I don’t really like the songs on the album too much anymore, but this one still moves me. It was covered by Johnny Cash and was reborn, for a new generation. And as it turns out, for it’s creator. The loneliness, inadequacy and pain that made it so relatable for me weren’t pretense at all. They were absolutely authentic, and he spoke about when the Johnny Cash version happened, he was questioning his worth, ability, talent, if he was enough.
This is the universal narrative for me, and to tell you the truth, it’s mostly why I do any of the things I do. To try to speak fresh words to this very human affliction, which is not affected by class, image, status, money. The voices in our heads scream us down just the same. Nine Inch Nails was famous, successful, popular, and unfulfilling. Johnny Cash covering that song was a re-telling of the looped false story in Reznor’s head, that told him he was not now, not ever, going to be enough. That beautiful cover was a crack in that wall.

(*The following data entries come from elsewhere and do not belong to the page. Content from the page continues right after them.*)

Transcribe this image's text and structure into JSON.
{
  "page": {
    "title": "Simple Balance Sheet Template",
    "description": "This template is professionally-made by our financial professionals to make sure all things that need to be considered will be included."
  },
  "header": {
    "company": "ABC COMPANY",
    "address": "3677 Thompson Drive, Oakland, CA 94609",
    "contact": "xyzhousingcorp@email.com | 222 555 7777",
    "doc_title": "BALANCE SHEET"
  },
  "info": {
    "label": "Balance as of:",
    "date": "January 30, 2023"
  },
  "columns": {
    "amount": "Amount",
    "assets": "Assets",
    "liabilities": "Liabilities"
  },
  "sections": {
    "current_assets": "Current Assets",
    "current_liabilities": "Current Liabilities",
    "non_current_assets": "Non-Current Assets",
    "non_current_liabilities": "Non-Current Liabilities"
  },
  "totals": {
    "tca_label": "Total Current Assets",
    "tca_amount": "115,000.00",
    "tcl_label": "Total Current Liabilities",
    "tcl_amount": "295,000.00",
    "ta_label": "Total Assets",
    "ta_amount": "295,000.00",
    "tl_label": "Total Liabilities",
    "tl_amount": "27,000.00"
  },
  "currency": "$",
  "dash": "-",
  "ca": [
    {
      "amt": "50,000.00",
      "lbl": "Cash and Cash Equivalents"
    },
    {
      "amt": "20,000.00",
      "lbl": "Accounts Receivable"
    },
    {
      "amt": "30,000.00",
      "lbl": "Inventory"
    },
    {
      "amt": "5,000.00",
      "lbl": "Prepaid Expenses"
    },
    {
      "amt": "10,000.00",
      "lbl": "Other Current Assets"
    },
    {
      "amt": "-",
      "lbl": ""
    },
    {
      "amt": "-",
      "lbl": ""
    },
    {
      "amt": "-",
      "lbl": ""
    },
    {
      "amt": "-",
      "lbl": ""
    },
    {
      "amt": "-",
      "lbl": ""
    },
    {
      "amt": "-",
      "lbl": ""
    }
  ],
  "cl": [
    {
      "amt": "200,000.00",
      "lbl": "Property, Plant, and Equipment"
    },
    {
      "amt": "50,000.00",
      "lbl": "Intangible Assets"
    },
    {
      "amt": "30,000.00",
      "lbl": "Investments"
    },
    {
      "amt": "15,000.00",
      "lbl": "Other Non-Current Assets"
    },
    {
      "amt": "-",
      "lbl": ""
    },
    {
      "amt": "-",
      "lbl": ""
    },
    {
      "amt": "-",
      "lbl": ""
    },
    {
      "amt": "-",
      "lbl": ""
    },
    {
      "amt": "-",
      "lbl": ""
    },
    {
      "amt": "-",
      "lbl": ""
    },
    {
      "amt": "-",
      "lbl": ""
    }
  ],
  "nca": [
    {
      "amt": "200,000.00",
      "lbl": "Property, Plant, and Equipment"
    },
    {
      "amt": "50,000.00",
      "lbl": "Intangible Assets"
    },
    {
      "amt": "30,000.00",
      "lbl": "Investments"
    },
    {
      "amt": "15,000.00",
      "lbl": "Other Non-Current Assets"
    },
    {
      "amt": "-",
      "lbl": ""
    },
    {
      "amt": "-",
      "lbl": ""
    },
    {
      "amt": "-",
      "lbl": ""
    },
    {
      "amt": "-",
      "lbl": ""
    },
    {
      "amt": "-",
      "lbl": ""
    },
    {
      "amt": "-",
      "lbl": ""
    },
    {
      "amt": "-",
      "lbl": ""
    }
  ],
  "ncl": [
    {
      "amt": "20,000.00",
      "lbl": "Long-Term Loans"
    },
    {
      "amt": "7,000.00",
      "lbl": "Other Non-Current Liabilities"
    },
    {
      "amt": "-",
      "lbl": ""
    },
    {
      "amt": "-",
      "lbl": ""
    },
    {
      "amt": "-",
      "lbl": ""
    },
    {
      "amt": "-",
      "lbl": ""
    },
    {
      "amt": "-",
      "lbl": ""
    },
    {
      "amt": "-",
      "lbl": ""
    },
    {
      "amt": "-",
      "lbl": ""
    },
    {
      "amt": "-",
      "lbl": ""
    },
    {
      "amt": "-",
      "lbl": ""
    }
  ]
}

Now, he seems easy and assured in interviews. I’m sure it comes and goes, like it does for all of us, but at least it comes now, right? It’s almost the new year and that means it’s time for dreaming. Wouldn’t it be cool if our lives could be covered by Johnny Cash and we could finally see them with new eyes? If we could finally see ourselves as we actually are, free of the sledgehammers in our heads? The song sounds different to him now. And to me. It’s not so hopeless anymore.